A major doctor recruitment crisis is looming in GP out-of-hours (OOH) centres nationally, the Irish Association of GP Co-ops has warned.
At its recent AGM, concern was voiced that it was increasingly difficult to recruit doctors to the OOH service.
Many patients are using such services for routine appointments because they cannot access a GP. Others do so when they are unable to access a same day GP appointment.
However, OOH services were designed for urgent and emergency care outside normal practice hours.
Dr Ken Egan, Chair of the Association, told the Medical Independent (MI) a significant number of GPs working in daytime practices do not want to sign-up to OOH work.
“These GPs are being allowed to do [this] because the practice needs a GP, but it means that the responsibility for out-of-hours work falls back on the senior partners and GP principals,” Dr Egan explained.
At the AGM, it was agreed the Association would write to Minister for Health Simon Harris seeking a meeting to discuss these issues.
Meanwhile, NAGP President Dr Maitiú Ó Tuathail told MI the Association had commissioned a special report into health and safety issues at GP OOH services nationally.
The report, undertaken by an occupational health physician in the UK, is due to be completed shortly.
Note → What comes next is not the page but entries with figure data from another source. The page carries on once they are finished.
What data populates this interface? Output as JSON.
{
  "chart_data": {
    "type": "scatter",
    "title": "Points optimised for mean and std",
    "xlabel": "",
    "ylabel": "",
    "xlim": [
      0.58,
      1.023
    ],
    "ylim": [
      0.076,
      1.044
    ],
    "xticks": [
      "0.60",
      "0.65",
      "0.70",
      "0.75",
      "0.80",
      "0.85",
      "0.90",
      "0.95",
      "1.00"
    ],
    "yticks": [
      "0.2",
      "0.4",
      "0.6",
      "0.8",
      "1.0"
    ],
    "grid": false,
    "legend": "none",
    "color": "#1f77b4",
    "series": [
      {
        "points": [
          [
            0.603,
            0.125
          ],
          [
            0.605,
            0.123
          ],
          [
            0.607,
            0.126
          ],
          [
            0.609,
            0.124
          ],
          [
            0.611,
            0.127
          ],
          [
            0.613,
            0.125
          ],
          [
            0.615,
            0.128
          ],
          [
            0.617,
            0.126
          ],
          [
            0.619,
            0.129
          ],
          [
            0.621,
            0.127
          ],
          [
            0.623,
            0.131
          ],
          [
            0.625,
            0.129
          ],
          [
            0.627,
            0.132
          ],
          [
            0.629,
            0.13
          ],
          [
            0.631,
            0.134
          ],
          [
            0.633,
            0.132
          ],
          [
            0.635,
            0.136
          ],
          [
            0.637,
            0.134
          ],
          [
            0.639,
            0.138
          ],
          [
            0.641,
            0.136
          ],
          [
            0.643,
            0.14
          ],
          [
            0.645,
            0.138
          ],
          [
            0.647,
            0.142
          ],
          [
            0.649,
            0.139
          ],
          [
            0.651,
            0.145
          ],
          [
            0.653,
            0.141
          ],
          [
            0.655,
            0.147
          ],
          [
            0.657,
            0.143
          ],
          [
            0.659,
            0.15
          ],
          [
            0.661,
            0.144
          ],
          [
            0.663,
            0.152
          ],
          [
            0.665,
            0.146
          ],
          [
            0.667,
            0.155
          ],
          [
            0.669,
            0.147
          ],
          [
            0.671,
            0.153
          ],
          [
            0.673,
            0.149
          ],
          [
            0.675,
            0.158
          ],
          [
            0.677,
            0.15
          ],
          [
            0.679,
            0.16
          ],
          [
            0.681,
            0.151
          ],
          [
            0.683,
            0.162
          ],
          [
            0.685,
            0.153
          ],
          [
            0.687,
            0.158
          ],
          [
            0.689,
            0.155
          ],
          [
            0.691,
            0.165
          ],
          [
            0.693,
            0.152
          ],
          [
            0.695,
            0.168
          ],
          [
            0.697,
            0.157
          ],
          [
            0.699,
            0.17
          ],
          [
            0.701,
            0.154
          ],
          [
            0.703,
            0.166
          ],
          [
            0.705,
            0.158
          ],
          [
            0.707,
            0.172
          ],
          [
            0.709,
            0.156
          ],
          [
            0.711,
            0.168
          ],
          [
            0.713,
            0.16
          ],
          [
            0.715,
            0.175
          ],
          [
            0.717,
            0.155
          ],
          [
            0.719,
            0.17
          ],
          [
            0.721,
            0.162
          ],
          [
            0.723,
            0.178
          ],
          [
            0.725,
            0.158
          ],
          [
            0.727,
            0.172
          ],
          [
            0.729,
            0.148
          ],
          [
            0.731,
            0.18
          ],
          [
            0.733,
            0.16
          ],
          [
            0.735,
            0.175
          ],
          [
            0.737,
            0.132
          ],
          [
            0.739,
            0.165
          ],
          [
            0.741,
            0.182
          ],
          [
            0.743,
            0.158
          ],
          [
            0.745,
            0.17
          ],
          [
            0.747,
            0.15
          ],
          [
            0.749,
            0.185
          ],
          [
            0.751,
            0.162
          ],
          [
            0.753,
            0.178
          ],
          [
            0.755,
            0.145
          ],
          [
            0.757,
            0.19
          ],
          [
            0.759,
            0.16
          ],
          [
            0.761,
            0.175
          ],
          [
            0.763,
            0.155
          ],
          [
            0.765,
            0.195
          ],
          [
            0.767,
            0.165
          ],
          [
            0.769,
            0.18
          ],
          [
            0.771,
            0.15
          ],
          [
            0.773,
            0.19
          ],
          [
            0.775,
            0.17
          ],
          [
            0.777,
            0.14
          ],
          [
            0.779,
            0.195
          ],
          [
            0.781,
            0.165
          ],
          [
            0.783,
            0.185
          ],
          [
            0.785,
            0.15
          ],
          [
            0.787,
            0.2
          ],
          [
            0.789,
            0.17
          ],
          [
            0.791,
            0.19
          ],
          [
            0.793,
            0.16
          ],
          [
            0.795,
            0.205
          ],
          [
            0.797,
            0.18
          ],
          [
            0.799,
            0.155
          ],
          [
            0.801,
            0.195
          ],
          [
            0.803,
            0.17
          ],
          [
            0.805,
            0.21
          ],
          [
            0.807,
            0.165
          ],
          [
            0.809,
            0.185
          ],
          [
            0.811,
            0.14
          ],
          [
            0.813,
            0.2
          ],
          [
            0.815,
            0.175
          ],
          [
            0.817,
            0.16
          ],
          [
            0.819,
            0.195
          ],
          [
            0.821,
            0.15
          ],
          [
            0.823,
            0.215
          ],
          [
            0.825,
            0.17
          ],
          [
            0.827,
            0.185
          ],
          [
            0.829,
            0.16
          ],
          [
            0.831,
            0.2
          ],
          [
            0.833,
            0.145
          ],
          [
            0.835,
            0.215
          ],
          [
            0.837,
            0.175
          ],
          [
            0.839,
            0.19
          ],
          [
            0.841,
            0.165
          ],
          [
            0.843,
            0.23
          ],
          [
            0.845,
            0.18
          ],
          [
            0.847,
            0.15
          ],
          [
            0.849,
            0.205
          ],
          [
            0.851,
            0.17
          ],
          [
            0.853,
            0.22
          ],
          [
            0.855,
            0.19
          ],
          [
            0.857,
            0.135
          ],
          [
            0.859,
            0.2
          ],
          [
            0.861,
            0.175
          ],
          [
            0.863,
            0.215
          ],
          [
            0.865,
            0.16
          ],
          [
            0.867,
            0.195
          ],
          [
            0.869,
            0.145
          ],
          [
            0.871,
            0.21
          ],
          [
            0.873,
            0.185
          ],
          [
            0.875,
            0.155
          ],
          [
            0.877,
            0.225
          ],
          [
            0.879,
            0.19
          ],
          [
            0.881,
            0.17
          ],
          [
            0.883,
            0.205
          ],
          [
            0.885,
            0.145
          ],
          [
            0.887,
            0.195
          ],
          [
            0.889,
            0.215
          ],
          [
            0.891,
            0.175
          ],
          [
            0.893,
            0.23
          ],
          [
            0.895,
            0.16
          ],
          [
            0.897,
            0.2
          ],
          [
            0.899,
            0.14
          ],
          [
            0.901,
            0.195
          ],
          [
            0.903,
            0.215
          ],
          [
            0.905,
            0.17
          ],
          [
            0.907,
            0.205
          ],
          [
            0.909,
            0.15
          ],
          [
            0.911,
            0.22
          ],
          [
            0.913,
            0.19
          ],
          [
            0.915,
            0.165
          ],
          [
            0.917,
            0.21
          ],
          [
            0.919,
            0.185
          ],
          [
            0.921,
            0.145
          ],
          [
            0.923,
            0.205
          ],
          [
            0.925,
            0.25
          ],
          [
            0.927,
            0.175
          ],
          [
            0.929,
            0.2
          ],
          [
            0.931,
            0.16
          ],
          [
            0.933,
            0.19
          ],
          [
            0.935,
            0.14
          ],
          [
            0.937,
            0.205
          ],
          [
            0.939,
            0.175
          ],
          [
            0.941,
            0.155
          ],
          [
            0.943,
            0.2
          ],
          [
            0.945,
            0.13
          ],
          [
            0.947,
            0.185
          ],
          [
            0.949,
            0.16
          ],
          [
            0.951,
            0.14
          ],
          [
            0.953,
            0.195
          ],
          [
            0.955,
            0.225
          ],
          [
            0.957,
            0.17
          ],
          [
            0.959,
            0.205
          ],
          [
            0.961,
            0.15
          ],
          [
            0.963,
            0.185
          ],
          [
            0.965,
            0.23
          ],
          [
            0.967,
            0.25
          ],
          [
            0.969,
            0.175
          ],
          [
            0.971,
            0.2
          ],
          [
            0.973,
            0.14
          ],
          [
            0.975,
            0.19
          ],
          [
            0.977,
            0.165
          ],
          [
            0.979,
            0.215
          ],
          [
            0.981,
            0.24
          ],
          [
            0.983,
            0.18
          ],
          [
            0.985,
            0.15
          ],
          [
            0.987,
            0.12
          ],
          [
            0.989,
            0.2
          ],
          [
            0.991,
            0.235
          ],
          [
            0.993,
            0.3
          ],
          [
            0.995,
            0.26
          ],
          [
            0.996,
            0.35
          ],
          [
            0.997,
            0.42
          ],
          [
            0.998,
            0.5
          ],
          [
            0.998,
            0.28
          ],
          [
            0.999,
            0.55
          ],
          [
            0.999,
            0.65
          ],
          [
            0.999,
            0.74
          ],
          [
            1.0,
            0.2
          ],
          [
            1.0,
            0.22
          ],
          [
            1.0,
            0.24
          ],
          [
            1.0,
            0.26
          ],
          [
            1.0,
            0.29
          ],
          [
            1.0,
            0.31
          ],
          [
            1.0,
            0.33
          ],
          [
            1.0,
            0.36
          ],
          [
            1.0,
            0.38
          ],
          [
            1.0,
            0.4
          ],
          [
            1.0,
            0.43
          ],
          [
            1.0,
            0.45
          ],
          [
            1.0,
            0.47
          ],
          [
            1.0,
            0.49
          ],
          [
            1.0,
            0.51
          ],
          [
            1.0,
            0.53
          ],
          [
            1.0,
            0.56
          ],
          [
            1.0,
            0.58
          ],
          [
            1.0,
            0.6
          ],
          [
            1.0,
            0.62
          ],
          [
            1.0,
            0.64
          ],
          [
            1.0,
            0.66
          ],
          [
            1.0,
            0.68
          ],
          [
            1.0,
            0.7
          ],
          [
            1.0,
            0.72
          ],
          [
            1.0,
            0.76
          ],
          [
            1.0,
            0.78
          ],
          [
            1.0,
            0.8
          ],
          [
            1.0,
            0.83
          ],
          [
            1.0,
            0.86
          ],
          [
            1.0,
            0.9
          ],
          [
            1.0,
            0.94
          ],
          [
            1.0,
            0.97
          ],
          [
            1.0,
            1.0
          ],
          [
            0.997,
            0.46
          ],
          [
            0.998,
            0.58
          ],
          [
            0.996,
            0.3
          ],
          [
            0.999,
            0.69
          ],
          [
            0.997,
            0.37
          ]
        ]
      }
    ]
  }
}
Nationally, OOH services are “fraught with inequality”, with GPs well supported in some areas, but not in others, according to Dr Ó Tuathail.
Many GPs, particularly in the West, work onerous one-in-three rotas, which means they could work at least 100 hours a week when their daytime GP work is factored in.
The NAGP believes it is becoming a significant “health and safety issue”.
Dr Ó Tuathail said that because of the difficulty staffing OOH centres, particularly during ‘red-eye’ or overnight shifts, overseas doctors were being flown in to work these shifts.
“Some doctors working in out-of-hours are not GPs and do not have GP training, but without them the system would collapse.”